Actually that guy probably won't be thinking mainly about the shareholders. Instead, as the court explains:
The petitioners next argue the Commission acted arbitrarily and capriciously by “entirely fail[ing] to consider an important aspect of the problem,” to wit, how union and state pension funds might use Rule 14a-11. Commenters expressed concern that these employee benefit funds would impose costs upon companies by using Rule 14a-11 as leverage to gain concessions, such as additional benefits for unionized employees, unrelated to shareholder value.
In practice, it seems unlikely that shareholders would vote for the pension plan nominees, because they're heartless bastards, but the court apparently worried that just the expense and stress of telling shareholders to vote against the nominees would be too much for public companies to bear.
The SEC is kind of boxed in here because the court held them to a high standard of finding empirical evidence that the benefits of the proxy access rule for shareholders outweigh its costs to companies. (A standard that is puzzlingly irrelevant to most other securities laws, but whatevs.) And it's going to be tough for them to prove that - because the Business Roundtable can commission lots of studies showing the costs, and on the other side there's probably not that much empirical evidence that letting union pensions bluster about benefits in corporate proxies helps shareholders.
Where there is tons of evidence is that value-focused activist investing can create positive returns (e.g. this, this).
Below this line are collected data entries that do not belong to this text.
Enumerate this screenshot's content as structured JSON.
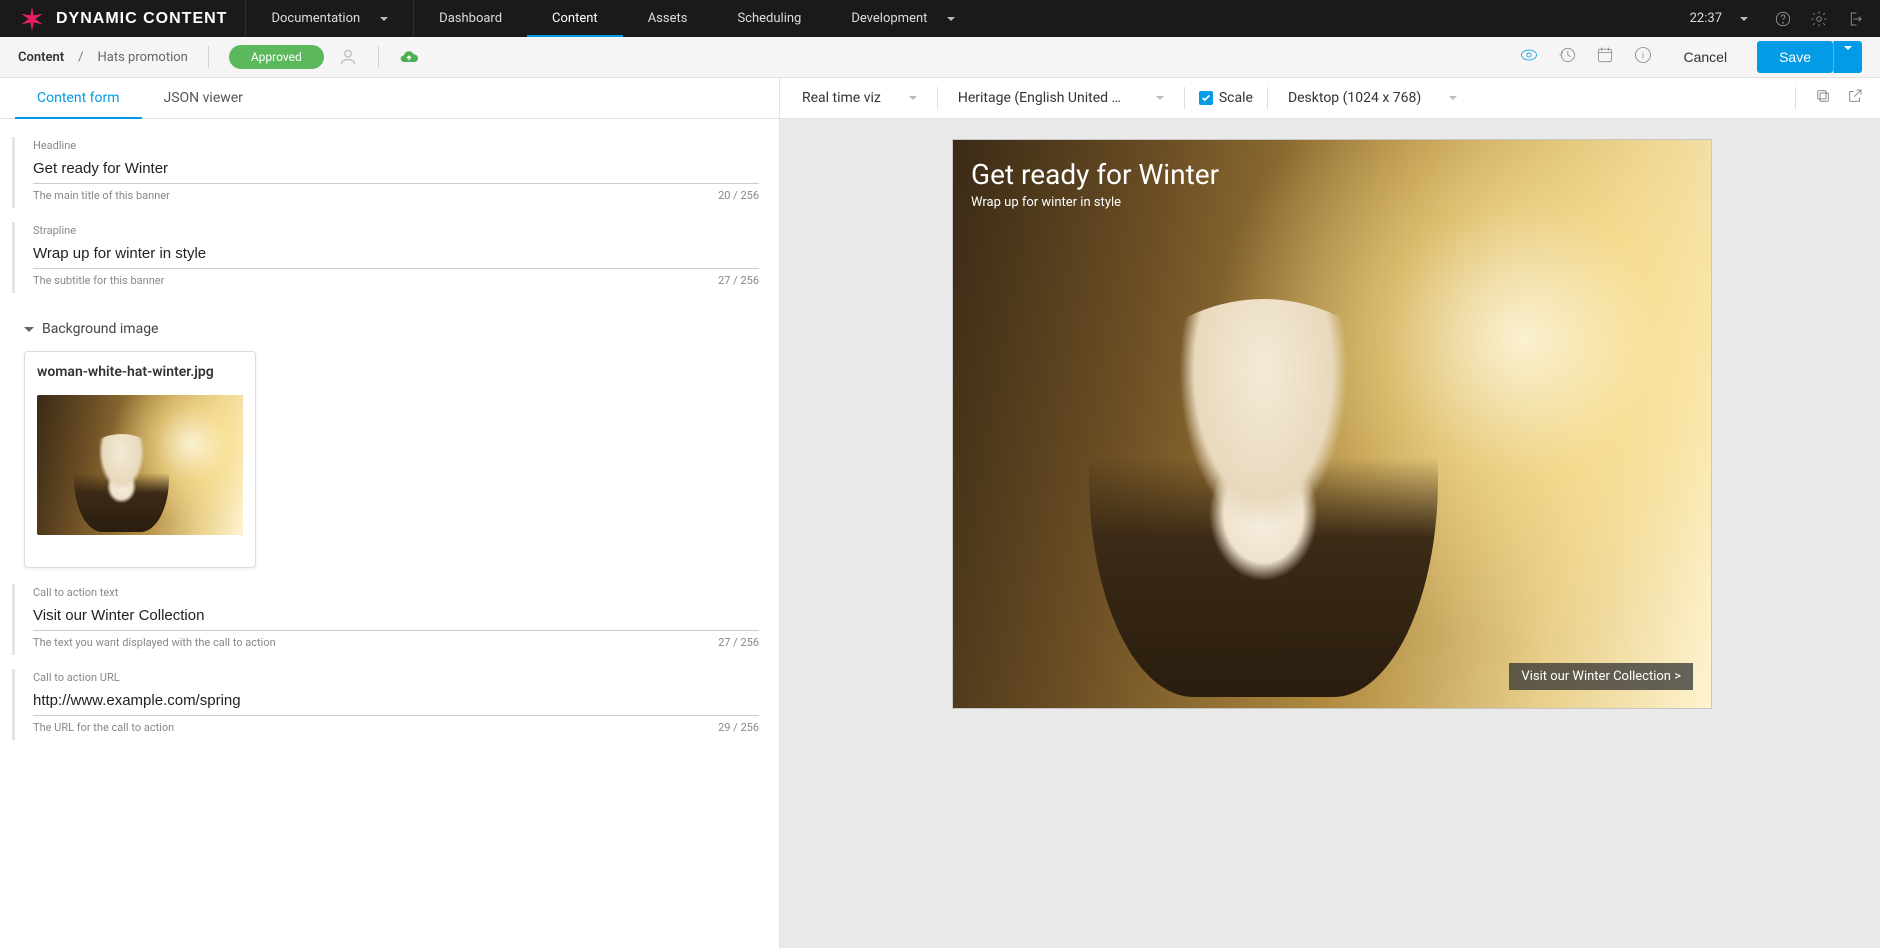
{
  "brand": "DYNAMIC CONTENT",
  "topnav": {
    "documentation": "Documentation",
    "dashboard": "Dashboard",
    "content": "Content",
    "assets": "Assets",
    "scheduling": "Scheduling",
    "development": "Development"
  },
  "clock": "22:37",
  "breadcrumb": {
    "root": "Content",
    "item": "Hats promotion"
  },
  "status_pill": "Approved",
  "actions": {
    "cancel": "Cancel",
    "save": "Save"
  },
  "form_tabs": {
    "content_form": "Content form",
    "json_viewer": "JSON viewer"
  },
  "fields": {
    "headline": {
      "label": "Headline",
      "value": "Get ready for Winter",
      "help": "The main title of this banner",
      "counter": "20 / 256"
    },
    "strapline": {
      "label": "Strapline",
      "value": "Wrap up for winter in style",
      "help": "The subtitle for this banner",
      "counter": "27 / 256"
    },
    "bgimage": {
      "section_title": "Background image",
      "filename": "woman-white-hat-winter.jpg"
    },
    "cta_text": {
      "label": "Call to action text",
      "value": "Visit our Winter Collection",
      "help": "The text you want displayed with the call to action",
      "counter": "27 / 256"
    },
    "cta_url": {
      "label": "Call to action URL",
      "value": "http://www.example.com/spring",
      "help": "The URL for the call to action",
      "counter": "29 / 256"
    }
  },
  "preview_toolbar": {
    "viz_label": "Real time viz",
    "locale": "Heritage (English United Ki…",
    "scale_label": "Scale",
    "device": "Desktop (1024 x 768)"
  },
  "preview_content": {
    "headline": "Get ready for Winter",
    "strapline": "Wrap up for winter in style",
    "cta": "Visit our Winter Collection >"
  }
}
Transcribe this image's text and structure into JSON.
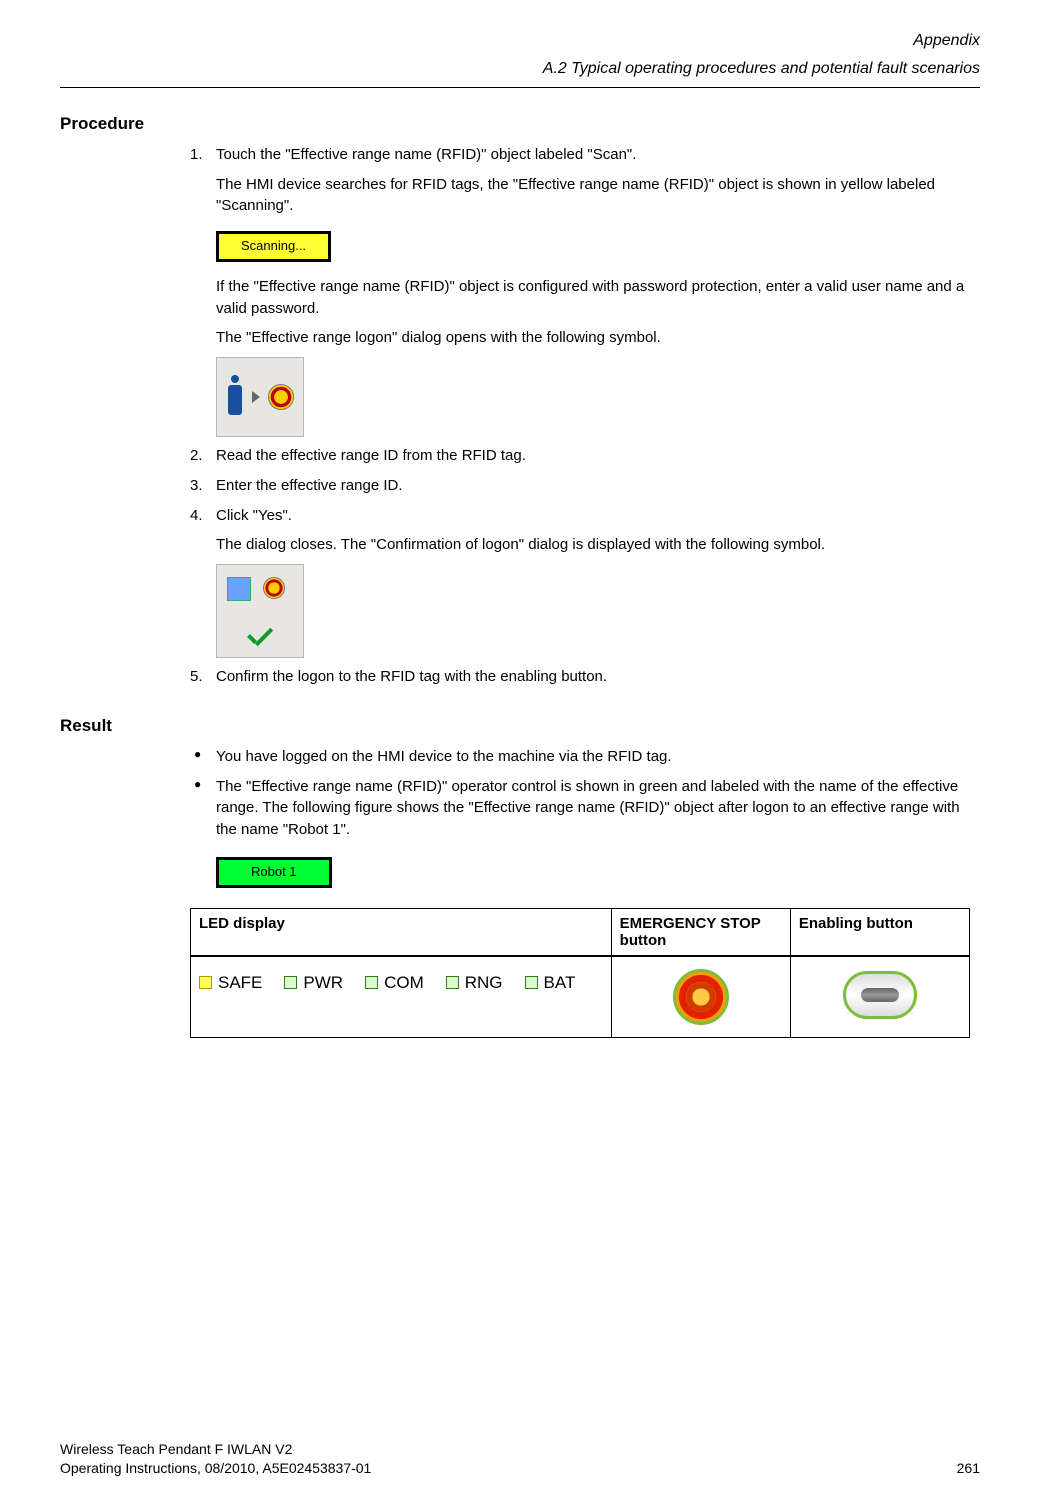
{
  "header": {
    "line1": "Appendix",
    "line2": "A.2 Typical operating procedures and potential fault scenarios"
  },
  "sections": {
    "procedure_title": "Procedure",
    "result_title": "Result"
  },
  "procedure": {
    "step1": {
      "text": "Touch the \"Effective range name (RFID)\" object labeled \"Scan\".",
      "sub1": "The HMI device searches for RFID tags, the \"Effective range name (RFID)\" object is shown in yellow labeled \"Scanning\".",
      "scan_label": "Scanning...",
      "sub2": "If the \"Effective range name (RFID)\" object is configured with password protection, enter a valid user name and a valid password.",
      "sub3": "The \"Effective range logon\" dialog opens with the following symbol."
    },
    "step2": "Read the effective range ID from the RFID tag.",
    "step3": "Enter the effective range ID.",
    "step4": {
      "text": "Click \"Yes\".",
      "sub1": "The dialog closes. The \"Confirmation of logon\" dialog is displayed with the following symbol."
    },
    "step5": "Confirm the logon to the RFID tag with the enabling button."
  },
  "result": {
    "b1": "You have logged on the HMI device to the machine via the RFID tag.",
    "b2": "The \"Effective range name (RFID)\" operator control is shown in green and labeled with the name of the effective range. The following figure shows the \"Effective range name (RFID)\" object after logon to an effective range with the name \"Robot 1\".",
    "green_label": "Robot 1"
  },
  "table": {
    "h1": "LED display",
    "h2": "EMERGENCY STOP button",
    "h3": "Enabling button",
    "leds": {
      "safe": "SAFE",
      "pwr": "PWR",
      "com": "COM",
      "rng": "RNG",
      "bat": "BAT"
    }
  },
  "footer": {
    "left1": "Wireless Teach Pendant F IWLAN V2",
    "left2": "Operating Instructions, 08/2010, A5E02453837-01",
    "page": "261"
  }
}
And there's a real case that making it easier for the Icahns and Ackmans of the world to replace incompetent boards would actually be good for other shareholders.
Since Rule 14a-11 doesn't do that, the D.C. Circuit is probably right that it fails the cost-benefit test. But while corporations would hate a much stronger proxy access rule that actually let activists do some damage, such a rule could potentially have real and quantifiable benefits to shareholders. It won't happen, but we'd love to see what the court would do if the SEC came back with a rule like that.